Lundi, février 6th, 2012

Les étudiants de MANAA s’interrogent sur les possibilités de l’espace et du volume

Georges Perec, dans « Espèces d’espaces », parle des limites de l’espace en disant « l’espace, c’est ce qui arrête le regard (…), c’est quand ça fait un angle, quand il faut tourner pour que ça reparte. (…) l’espace, ça a des bords. » Rachel Witheread explore justement ces bords en faisant des moulages d’espaces qu’elle nous restitue comme des pleins. Ce faisant, elle nous parle de mémoire, de matérialisation, d’immortalisation, de momification, de l’absence et du silence dont elle remplie les vides. Eduardo Chillida joue avec les pleins et les vides de la matière comme avec deux contraires nécessaires. Certaines de ses sculptures, certains de ses dessins, pleins et denses, évoquent pourtant des espaces. Notre regard fait automatiquement ce basculement.
Dans ce travail, les étudiants se sont intéressés aux limites continues et périphériques – murs, sol, plafond, angles, bords, volumes en saillie ou en retrait, portes, fenêtres… – qui ceinturent un espace « intérieur » et finalement pourraient nous faire croire que celui-ci est creusé dans la matière.
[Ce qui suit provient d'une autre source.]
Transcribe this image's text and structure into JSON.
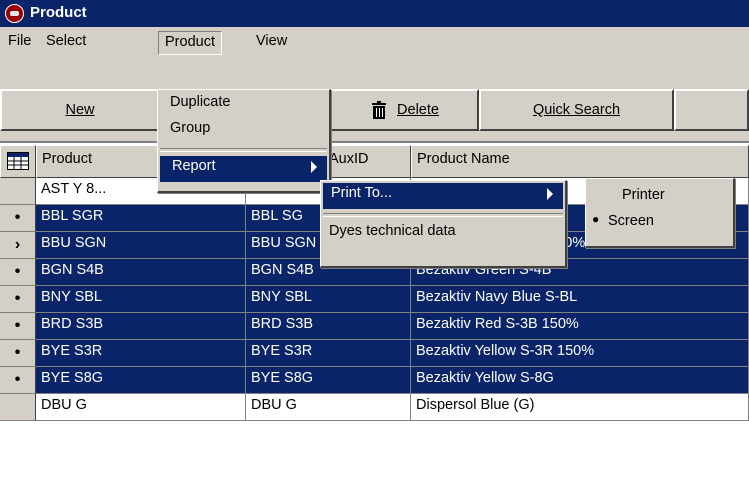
{
  "window": {
    "title": "Product"
  },
  "menubar": {
    "items": [
      "File",
      "Select",
      "Product",
      "View"
    ]
  },
  "toolbar": {
    "new_label": "New",
    "delete_label": "Delete",
    "quick_search_label": "Quick Search"
  },
  "grid": {
    "columns": [
      "Product",
      "AuxID",
      "Product Name"
    ],
    "rows": [
      {
        "marker": "",
        "product": "AST Y 8...",
        "aux": "",
        "name": ""
      },
      {
        "marker": "•",
        "product": "BBL SGR",
        "aux": "BBL SG",
        "name": ""
      },
      {
        "marker": "›",
        "product": "BBU SGN",
        "aux": "BBU SGN",
        "name": "Bezaktiv Blue S-GN 150%"
      },
      {
        "marker": "•",
        "product": "BGN S4B",
        "aux": "BGN S4B",
        "name": "Bezaktiv Green S-4B"
      },
      {
        "marker": "•",
        "product": "BNY SBL",
        "aux": "BNY SBL",
        "name": "Bezaktiv Navy Blue S-BL"
      },
      {
        "marker": "•",
        "product": "BRD S3B",
        "aux": "BRD S3B",
        "name": "Bezaktiv Red S-3B 150%"
      },
      {
        "marker": "•",
        "product": "BYE S3R",
        "aux": "BYE S3R",
        "name": "Bezaktiv Yellow S-3R 150%"
      },
      {
        "marker": "•",
        "product": "BYE S8G",
        "aux": "BYE S8G",
        "name": "Bezaktiv Yellow S-8G"
      },
      {
        "marker": "",
        "product": "DBU G",
        "aux": "DBU G",
        "name": "Dispersol Blue (G)"
      }
    ]
  },
  "product_menu": {
    "items": [
      "Duplicate",
      "Group",
      "Report"
    ]
  },
  "report_menu": {
    "items": [
      "Print To...",
      "Dyes technical data"
    ]
  },
  "print_to_menu": {
    "items": [
      "Printer",
      "Screen"
    ],
    "selected_bullet": "●"
  }
}
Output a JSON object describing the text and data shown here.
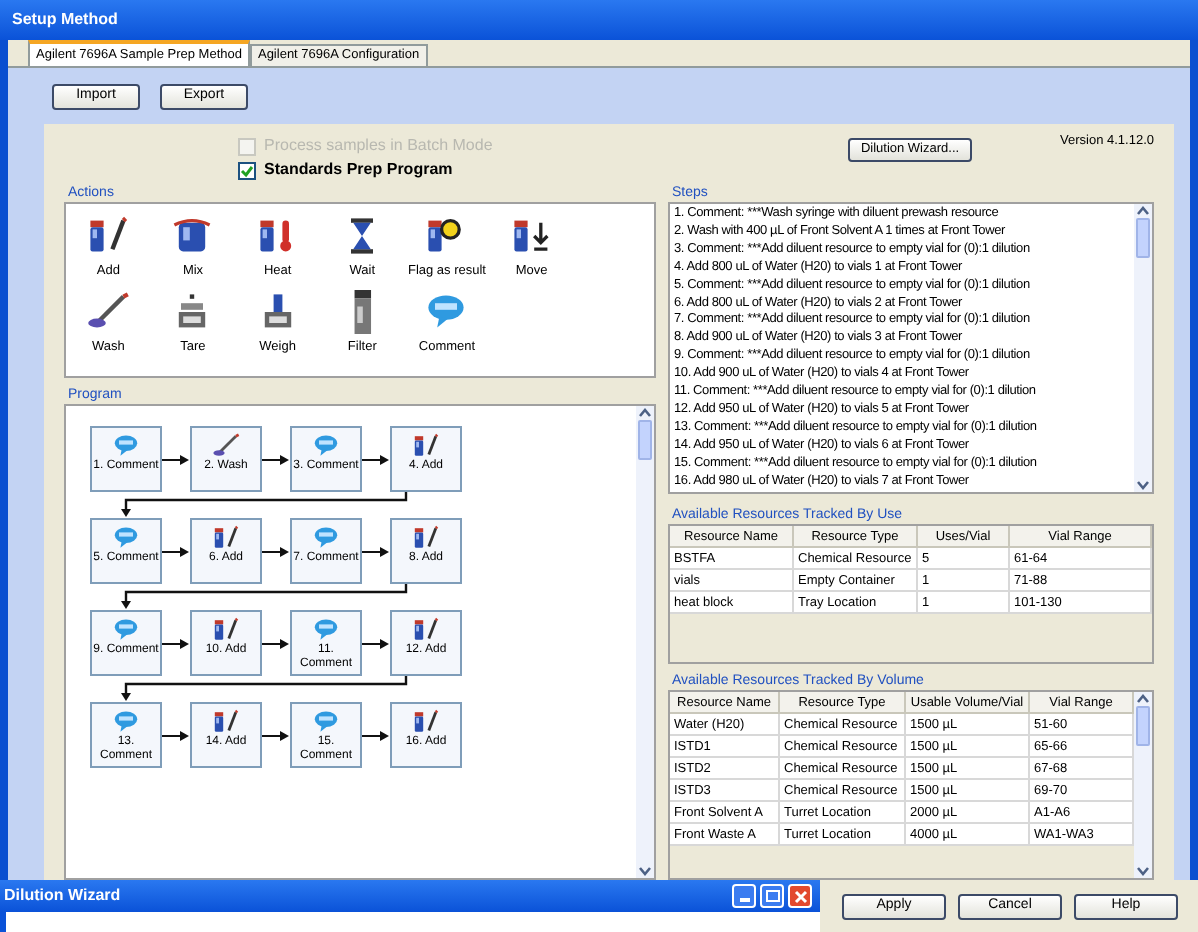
{
  "window": {
    "title": "Setup Method"
  },
  "tabs": [
    {
      "label": "Agilent 7696A Sample Prep Method",
      "selected": true
    },
    {
      "label": "Agilent 7696A Configuration",
      "selected": false
    }
  ],
  "toolbar_buttons": [
    "Import",
    "Export"
  ],
  "batch_mode": {
    "label": "Process samples in Batch Mode",
    "checked": false,
    "disabled": true
  },
  "standards_prep": {
    "label": "Standards Prep Program",
    "checked": true,
    "disabled": false
  },
  "version": "Version 4.1.12.0",
  "dilution_wizard_button": "Dilution Wizard...",
  "actions": {
    "title": "Actions",
    "items": [
      {
        "label": "Add",
        "kind": "add"
      },
      {
        "label": "Mix",
        "kind": "mix"
      },
      {
        "label": "Heat",
        "kind": "heat"
      },
      {
        "label": "Wait",
        "kind": "wait"
      },
      {
        "label": "Flag as result",
        "kind": "flag"
      },
      {
        "label": "Move",
        "kind": "move"
      },
      {
        "label": "Wash",
        "kind": "wash"
      },
      {
        "label": "Tare",
        "kind": "tare"
      },
      {
        "label": "Weigh",
        "kind": "weigh"
      },
      {
        "label": "Filter",
        "kind": "filter"
      },
      {
        "label": "Comment",
        "kind": "comment"
      }
    ]
  },
  "program": {
    "title": "Program",
    "steps": [
      {
        "label": "1. Comment",
        "kind": "comment"
      },
      {
        "label": "2. Wash",
        "kind": "wash"
      },
      {
        "label": "3. Comment",
        "kind": "comment"
      },
      {
        "label": "4. Add",
        "kind": "add"
      },
      {
        "label": "5. Comment",
        "kind": "comment"
      },
      {
        "label": "6. Add",
        "kind": "add"
      },
      {
        "label": "7. Comment",
        "kind": "comment"
      },
      {
        "label": "8. Add",
        "kind": "add"
      },
      {
        "label": "9. Comment",
        "kind": "comment"
      },
      {
        "label": "10. Add",
        "kind": "add"
      },
      {
        "label": "11. Comment",
        "kind": "comment"
      },
      {
        "label": "12. Add",
        "kind": "add"
      },
      {
        "label": "13. Comment",
        "kind": "comment"
      },
      {
        "label": "14. Add",
        "kind": "add"
      },
      {
        "label": "15. Comment",
        "kind": "comment"
      },
      {
        "label": "16. Add",
        "kind": "add"
      }
    ]
  },
  "steps": {
    "title": "Steps",
    "items": [
      "1. Comment: ***Wash syringe with diluent prewash resource",
      "2. Wash with 400 µL of Front Solvent A 1 times at Front Tower",
      "3. Comment: ***Add diluent resource to empty vial for (0):1 dilution",
      "4. Add 800 uL of Water (H20) to vials 1 at Front Tower",
      "5. Comment: ***Add diluent resource to empty vial for (0):1 dilution",
      "6. Add 800 uL of Water (H20) to vials 2 at Front Tower",
      "7. Comment: ***Add diluent resource to empty vial for (0):1 dilution",
      "8. Add 900 uL of Water (H20) to vials 3 at Front Tower",
      "9. Comment: ***Add diluent resource to empty vial for (0):1 dilution",
      "10. Add 900 uL of Water (H20) to vials 4 at Front Tower",
      "11. Comment: ***Add diluent resource to empty vial for (0):1 dilution",
      "12. Add 950 uL of Water (H20) to vials 5 at Front Tower",
      "13. Comment: ***Add diluent resource to empty vial for (0):1 dilution",
      "14. Add 950 uL of Water (H20) to vials 6 at Front Tower",
      "15. Comment: ***Add diluent resource to empty vial for (0):1 dilution",
      "16. Add 980 uL of Water (H20) to vials 7 at Front Tower"
    ]
  },
  "resources_by_use": {
    "title": "Available Resources Tracked By Use",
    "columns": [
      "Resource Name",
      "Resource Type",
      "Uses/Vial",
      "Vial Range"
    ],
    "rows": [
      [
        "BSTFA",
        "Chemical Resource",
        "5",
        "61-64"
      ],
      [
        "vials",
        "Empty Container",
        "1",
        "71-88"
      ],
      [
        "heat block",
        "Tray Location",
        "1",
        "101-130"
      ]
    ]
  },
  "resources_by_volume": {
    "title": "Available Resources Tracked By Volume",
    "columns": [
      "Resource Name",
      "Resource Type",
      "Usable Volume/Vial",
      "Vial Range"
    ],
    "rows": [
      [
        "Water (H20)",
        "Chemical Resource",
        "1500 µL",
        "51-60"
      ],
      [
        "ISTD1",
        "Chemical Resource",
        "1500 µL",
        "65-66"
      ],
      [
        "ISTD2",
        "Chemical Resource",
        "1500 µL",
        "67-68"
      ],
      [
        "ISTD3",
        "Chemical Resource",
        "1500 µL",
        "69-70"
      ],
      [
        "Front Solvent A",
        "Turret Location",
        "2000 µL",
        "A1-A6"
      ],
      [
        "Front Waste A",
        "Turret Location",
        "4000 µL",
        "WA1-WA3"
      ]
    ]
  },
  "dialog_buttons": [
    "Apply",
    "Cancel",
    "Help"
  ],
  "dilution_wizard_window": {
    "title": "Dilution Wizard"
  }
}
Après le relevé précis d’un espace choisi, chaque étudiant de Mise A Niveau Arts Appliqués a réalisé ses plans puis un coffrage correspondant aux limites intérieures de l’espace, dans lequel a été coulé du plâtre. Certains ont intégré le mobilier aux « bords de l’espace » qui s’est trouvé du coup soustrait au moulage. Ce jeu d’inversion des vides et des pleins a permis de transformer « l’espace disponible » en objet que l’on peut appréhender, observer dans chacun de ses détails, depuis l’extérieur. Un travail photographique a suivi ce travail d’empreinte, dans lequel les « objets » ont été manipulés, assemblés et dans lequel également leur échelle est devenue relative. (Frédéric Limonet) (Lire la suite…)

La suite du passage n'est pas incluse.